Call it the “Ladybucks” Recession

Investable Universe
4 min readDec 18, 2020

This week, the International Monetary Fund (IMF) circulated a report finding that while global “contact-intensive sectors” with a large proportion of female workers — including services, hospitality, retail and tourism — ground to a standstill early on in the covid-19 pandemic, an analysis of real-time job listings data across 22 advanced economies shows women continuing to drop out of the workforce at “an alarming rate.”

While it may not be surprising to confirm women’s higher rate attribution from jobs requiring in-person contact (a global trend that IMF Managing Director Kristalina Georgieva and her colleagues explored earlier this year), this latest study, authored by IMF Asia and Pacific Department Senior Economist Wenjie Chen, has concluded that women are being disproportionately, negatively affected even in jobs that are more conducive to remote work.
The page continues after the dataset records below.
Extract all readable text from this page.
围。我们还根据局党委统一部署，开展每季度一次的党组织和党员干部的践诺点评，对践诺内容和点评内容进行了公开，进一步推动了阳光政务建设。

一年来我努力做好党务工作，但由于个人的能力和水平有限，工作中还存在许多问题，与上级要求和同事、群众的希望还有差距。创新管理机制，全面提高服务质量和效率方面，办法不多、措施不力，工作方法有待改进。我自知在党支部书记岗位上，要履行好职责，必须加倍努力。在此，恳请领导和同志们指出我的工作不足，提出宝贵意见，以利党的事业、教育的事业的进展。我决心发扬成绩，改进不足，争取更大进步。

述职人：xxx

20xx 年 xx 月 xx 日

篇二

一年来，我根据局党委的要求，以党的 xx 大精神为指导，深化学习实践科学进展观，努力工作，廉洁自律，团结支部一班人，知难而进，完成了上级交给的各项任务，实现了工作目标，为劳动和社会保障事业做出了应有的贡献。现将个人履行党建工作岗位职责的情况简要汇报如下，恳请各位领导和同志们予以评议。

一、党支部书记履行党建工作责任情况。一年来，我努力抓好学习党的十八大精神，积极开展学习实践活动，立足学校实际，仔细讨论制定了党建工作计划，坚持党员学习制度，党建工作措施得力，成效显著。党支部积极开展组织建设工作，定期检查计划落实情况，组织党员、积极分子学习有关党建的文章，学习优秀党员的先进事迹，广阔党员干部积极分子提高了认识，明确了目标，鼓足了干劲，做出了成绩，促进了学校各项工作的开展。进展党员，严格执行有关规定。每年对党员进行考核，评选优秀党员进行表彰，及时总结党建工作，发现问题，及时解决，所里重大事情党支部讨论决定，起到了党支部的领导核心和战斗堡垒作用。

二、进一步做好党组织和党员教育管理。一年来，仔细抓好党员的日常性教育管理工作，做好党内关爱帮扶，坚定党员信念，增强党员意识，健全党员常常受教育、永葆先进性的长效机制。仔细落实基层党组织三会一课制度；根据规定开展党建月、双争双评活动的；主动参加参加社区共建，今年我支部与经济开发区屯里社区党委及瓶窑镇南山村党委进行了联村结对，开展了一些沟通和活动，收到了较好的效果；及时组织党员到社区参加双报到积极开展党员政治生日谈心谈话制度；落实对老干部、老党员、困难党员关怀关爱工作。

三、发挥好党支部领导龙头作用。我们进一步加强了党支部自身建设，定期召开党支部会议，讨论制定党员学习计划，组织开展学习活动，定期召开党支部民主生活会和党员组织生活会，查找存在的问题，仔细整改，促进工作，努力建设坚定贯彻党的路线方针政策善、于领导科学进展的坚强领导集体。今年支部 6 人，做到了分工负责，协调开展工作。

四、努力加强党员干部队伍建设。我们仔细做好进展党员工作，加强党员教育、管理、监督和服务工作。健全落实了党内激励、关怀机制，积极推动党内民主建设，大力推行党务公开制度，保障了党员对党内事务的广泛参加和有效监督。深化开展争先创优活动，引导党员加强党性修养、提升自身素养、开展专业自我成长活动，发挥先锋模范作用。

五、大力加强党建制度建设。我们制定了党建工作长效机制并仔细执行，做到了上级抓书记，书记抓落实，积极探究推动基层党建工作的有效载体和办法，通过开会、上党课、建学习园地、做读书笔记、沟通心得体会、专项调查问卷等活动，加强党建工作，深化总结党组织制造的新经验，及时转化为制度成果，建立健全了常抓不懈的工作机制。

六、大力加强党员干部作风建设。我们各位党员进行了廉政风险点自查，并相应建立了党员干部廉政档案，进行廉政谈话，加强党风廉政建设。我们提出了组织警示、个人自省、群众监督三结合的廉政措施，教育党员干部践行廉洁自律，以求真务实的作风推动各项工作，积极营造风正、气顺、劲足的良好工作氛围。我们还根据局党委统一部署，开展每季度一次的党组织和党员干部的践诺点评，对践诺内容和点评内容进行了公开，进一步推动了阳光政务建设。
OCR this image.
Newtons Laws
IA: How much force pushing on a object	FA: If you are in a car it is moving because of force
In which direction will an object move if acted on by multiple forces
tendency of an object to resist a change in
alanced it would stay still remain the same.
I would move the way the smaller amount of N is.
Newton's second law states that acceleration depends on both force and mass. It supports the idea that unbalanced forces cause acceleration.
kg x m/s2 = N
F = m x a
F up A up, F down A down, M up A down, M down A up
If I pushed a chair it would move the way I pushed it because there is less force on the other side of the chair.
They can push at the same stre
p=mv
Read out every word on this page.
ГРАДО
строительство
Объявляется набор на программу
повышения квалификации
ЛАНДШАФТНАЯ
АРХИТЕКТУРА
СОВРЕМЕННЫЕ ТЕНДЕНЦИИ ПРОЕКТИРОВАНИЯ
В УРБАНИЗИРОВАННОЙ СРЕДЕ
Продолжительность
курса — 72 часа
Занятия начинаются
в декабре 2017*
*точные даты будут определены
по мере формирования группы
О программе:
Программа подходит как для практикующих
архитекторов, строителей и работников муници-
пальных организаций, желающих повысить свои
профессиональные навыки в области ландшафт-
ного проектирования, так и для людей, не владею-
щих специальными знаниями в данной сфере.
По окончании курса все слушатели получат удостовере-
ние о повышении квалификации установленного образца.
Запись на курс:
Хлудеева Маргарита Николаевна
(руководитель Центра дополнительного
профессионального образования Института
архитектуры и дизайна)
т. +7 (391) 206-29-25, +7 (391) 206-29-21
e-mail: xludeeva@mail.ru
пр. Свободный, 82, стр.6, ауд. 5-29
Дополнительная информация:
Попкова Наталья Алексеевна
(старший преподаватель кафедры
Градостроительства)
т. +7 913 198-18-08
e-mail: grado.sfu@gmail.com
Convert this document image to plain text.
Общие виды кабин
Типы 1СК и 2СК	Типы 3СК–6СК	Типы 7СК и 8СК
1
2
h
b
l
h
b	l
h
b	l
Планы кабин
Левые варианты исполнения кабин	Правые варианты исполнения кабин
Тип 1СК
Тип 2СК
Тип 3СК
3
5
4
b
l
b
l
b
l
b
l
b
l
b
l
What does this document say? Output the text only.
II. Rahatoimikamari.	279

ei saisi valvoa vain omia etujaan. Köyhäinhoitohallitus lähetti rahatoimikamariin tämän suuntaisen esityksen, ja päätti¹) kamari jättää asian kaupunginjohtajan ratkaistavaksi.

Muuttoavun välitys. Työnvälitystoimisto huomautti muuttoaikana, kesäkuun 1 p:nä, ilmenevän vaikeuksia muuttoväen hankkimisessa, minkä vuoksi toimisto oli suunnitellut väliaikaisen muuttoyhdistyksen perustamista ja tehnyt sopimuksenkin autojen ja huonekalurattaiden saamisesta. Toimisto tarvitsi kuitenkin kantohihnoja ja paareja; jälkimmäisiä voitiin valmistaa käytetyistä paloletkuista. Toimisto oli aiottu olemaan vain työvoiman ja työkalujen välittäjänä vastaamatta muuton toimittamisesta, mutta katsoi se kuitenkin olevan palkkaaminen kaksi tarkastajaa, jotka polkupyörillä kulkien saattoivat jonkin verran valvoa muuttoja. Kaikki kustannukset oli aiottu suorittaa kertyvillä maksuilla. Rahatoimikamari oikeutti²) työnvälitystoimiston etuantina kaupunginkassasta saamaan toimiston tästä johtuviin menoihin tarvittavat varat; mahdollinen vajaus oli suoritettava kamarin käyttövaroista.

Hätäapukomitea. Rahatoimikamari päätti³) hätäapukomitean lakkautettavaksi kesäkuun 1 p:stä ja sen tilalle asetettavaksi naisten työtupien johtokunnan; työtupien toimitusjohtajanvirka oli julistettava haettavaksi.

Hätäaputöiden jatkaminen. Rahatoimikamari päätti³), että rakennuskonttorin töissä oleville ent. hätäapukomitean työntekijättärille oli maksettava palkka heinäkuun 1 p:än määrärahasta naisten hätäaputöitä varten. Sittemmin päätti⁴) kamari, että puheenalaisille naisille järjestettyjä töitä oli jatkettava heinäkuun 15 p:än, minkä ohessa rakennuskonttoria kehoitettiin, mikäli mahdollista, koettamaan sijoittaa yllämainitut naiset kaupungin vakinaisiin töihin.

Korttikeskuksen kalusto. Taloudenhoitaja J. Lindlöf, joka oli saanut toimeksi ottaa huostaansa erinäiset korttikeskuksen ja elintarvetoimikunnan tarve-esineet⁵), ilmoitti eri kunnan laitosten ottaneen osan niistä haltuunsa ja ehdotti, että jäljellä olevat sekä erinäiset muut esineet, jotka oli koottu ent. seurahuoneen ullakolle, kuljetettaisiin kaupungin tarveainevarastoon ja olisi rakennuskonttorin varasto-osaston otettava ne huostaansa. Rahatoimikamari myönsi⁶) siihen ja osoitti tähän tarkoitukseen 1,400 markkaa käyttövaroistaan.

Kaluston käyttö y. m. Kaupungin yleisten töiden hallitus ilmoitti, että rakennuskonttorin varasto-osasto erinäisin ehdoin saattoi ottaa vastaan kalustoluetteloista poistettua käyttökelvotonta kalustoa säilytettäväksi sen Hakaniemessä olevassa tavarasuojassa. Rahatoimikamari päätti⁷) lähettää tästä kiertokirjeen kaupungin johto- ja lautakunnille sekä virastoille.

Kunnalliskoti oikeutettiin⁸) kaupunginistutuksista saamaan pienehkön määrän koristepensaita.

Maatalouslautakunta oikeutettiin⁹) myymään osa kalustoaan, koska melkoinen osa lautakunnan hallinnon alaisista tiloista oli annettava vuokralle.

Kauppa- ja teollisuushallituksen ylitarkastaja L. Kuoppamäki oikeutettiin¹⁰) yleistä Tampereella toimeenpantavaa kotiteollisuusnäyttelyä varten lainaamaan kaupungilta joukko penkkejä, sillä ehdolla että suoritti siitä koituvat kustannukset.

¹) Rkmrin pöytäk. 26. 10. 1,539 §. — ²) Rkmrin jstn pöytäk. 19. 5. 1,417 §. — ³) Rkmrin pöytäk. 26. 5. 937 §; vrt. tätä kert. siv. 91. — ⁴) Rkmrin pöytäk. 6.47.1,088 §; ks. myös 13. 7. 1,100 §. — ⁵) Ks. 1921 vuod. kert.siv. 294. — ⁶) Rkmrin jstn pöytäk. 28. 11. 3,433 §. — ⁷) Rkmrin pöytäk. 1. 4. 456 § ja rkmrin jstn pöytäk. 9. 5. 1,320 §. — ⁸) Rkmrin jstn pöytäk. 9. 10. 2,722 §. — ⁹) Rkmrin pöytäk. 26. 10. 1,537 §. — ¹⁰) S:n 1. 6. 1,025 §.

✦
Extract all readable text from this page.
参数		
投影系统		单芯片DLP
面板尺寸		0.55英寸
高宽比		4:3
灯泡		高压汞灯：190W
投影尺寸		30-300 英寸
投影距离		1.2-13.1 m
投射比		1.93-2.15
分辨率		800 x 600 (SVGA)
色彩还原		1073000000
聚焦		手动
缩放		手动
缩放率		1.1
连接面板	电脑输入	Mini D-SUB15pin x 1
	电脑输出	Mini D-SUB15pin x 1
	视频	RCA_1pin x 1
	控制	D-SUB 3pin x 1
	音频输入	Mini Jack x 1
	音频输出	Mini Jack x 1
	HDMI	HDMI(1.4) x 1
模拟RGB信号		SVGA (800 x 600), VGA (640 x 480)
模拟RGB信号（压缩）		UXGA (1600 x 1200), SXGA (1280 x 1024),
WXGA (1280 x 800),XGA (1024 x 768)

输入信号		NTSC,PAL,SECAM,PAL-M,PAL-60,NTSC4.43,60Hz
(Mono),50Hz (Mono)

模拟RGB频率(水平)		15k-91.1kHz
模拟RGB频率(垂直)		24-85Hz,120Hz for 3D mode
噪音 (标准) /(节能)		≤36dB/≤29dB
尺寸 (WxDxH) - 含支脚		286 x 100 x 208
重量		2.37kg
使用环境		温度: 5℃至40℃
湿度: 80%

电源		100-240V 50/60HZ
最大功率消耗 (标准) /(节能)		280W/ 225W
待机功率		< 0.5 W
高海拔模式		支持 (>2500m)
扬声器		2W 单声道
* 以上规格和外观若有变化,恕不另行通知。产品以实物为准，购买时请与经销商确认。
Wenjie Chen’s research examined job postings in 22 countries — a data set that does not capture informal or unpaid employment, and skews toward developed economies — and found a steeper decline in online postings for job classifications with higher shares of female workers versus male workers. On average, across all sectors, Wenjie Chen measured a gap of six percentage points between male versus female-predominant job postings.

Moreover, she found, this six-point gap has remained consistent through the sample period, from the onset of covid in March to as recently as October.

Ladybucks

This phenomenon, she outlined in a recent IMF podcast, has negative ripple effectsalong the income spectrum. Women’s workforce exits have long-lasting negative future impacts in terms of earnings and lost retirement savings, all of which can be difficult to recoup, even for those who eventually return to paid employment (usually at lower salary and seniority levels). This is particularly damaging for lower-income families, who lose a critical source of immediate income.

And even for the “privileged” — working women who can do so remotely — many have struggled in the ongoing pandemic to balance work responsibilities with lack of childcare and daycare closures, a shift to remote schooling requiring greater parental involvement during school (work) hours, and the shouldering of greater domestic responsibilities, all of which may add to physical and mental health risks and increased risk of burnout.

“There are also macro-economic impacts and secondary impacts,” Wenjie Chen explained. “If women — [who] are important representations of the overall workforce — are leaving the workforce, and also scaling back employment, overall you can see that spending is going down. In terms of overall consumption, we also see negative impacts of that.”

“All In”

Earlier this month, public and private equity data provider Pitchbook released its second annual report exploring global venture capital investment in female-founded startups. Their report, All In: Women in the VC Ecosystem, published with support from Microsoft and women’s VC and innovation network Beyond the Billion, concluded that despite a decade of investment gains for women-founded companies, VC funding to female founders in the U.S. for the year to date is down 31 percent from 2019 levels, compared to a 16 percent decline for all-male teams.

Venture capital funding for women had notched a record year in 2019, with Pitchbooknoting that startups with at least one female founder received 23.8 percent of all VC investments that year (almost double the level from 2010).

While VC funding commitments to female founders have dropped disproportionately since the onset of covid, valuations for these companies are also markedly lower. Pitchbook’s analysis found that while female-founded companies have historically received a slightly (less than 10 percent) lower valuation in early-stage funding rounds compared to the broader market, this gap tends to widen in late-stage, pre-money valuations.

Pitchbook’s analysis of 2020 data found that this late-stage valuation gap for female founders and the broader VC market since the onset of the pandemic is the largest it has ever recorded. Median valuation for female-founded companies dropped from $62.5 million in 2019 to $59.6 million for 2020 year-to-date, while the median late-stage valuation for all VC-funded U.S. companies increased from $70 million to $87 million during the same period.

“It is encouraging to see the impressive growth in fundraising and performance by female-founded startups over the past decade, but the setbacks from covid-19 underscore how vital it is to continue to push for gender equality in the VC ecosystem,” PitchBook VP of Research and Analysis Adley Bowden said in connection with the report. “The report shows female founders and CEOs continue to exit faster and at higher values, which should signal to investors that diverse teams are not to be ignored. We hope clear data on the funding gaps and proven performance of female-founded startups will empower VC’s and institutional investors to allocate more funds to these companies and prioritize placing women in decision-making roles within their own firms.”